My pen hovered over the checkmark box. “Alone?”

She shrugged. “If you want backup, I can pull Taryn or the security volunteer, but he specifically asked for you. Said you were recommended.”

I tried to hide my reaction, but a hot flush crept up my neck. I rolled the pen between my palms, willing my pulse down. “I’ll be fine. It’s just an adoption, not a parole hearing.”

Marsha studied me, her mascaraed lashes blinking slowly. “You don’t have to prove anything, Emily. If you’re not comfortable—”

I cut her off, voice flat and even. “I want the placement to be right, that’s all. And I don’t want anyone spooked by some guy’s jacket.”

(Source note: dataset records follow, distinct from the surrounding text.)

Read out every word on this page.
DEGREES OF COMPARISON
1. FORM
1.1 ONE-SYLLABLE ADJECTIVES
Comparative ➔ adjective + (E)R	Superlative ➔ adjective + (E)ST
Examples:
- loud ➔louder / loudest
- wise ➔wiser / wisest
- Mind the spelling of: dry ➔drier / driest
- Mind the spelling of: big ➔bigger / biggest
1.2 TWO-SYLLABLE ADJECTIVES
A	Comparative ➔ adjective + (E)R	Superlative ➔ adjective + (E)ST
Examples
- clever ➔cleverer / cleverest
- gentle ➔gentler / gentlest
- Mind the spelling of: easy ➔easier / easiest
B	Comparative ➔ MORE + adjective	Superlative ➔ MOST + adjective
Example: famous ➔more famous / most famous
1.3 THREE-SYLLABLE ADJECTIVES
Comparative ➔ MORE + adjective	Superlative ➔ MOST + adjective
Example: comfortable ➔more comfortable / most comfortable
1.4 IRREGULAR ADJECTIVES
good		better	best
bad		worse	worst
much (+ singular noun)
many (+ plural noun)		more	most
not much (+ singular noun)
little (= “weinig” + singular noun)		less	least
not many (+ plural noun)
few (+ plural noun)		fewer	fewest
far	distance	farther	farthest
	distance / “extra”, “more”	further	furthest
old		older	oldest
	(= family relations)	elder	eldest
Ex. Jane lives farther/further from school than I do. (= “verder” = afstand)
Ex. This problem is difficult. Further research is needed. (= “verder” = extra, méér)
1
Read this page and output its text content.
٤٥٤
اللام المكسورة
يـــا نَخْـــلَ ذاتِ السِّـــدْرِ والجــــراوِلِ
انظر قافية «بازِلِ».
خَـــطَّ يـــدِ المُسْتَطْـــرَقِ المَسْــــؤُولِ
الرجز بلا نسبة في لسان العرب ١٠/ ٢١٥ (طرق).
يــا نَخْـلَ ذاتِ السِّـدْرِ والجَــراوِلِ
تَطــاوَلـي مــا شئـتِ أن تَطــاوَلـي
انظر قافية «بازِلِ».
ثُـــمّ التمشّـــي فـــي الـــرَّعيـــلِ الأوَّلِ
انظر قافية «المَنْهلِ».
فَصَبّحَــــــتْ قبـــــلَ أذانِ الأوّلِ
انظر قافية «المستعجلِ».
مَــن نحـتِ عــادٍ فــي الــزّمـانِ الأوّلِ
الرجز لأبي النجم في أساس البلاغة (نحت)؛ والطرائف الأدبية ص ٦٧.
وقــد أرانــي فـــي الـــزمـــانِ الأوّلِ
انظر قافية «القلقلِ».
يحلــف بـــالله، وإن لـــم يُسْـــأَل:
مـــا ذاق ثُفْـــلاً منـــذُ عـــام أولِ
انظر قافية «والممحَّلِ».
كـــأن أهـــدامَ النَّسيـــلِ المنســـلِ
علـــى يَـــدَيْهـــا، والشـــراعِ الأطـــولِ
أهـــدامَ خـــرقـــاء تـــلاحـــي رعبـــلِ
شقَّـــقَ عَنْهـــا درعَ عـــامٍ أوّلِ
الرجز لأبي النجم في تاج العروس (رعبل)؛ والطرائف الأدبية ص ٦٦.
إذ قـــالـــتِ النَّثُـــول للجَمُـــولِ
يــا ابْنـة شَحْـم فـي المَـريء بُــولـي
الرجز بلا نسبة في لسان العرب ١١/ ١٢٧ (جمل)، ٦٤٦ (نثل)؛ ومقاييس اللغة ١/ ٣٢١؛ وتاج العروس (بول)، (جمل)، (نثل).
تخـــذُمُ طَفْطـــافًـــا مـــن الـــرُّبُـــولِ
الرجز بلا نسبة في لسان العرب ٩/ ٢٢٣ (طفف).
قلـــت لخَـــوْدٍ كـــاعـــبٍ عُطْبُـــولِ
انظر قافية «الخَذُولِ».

She let it go, which was either a sign of trust or a sign she was overloaded and couldn’t spare the bandwidth. We finished triaging the morning calls, then I excused myself to the locker cubby, pulling out my “public-facing” cardigan—a shapeless thing in hospital blue that signaled approachability without enthusiasm.

The rest of the morning blurred together. I swept the lobby, returned voicemails, and fielded a walk-in from a couple looking to surrender an “accidental” litter of ferret kits. I took their names, nodded at their excuses, and carried the wriggling bag to intake, where the ferret cage was already lined with fleece.

By 11:30, my hands smelled like antiseptic and rabbit pellets. I rinsed off in the utility sink and checked myself in the square mirror bolted above the mop rack. Hair still in a ponytail, but with more flyaways than before. My skin was flushed, freckled from the heat, and my eyes had the red-veined look of a night spent scrolling rescue forums.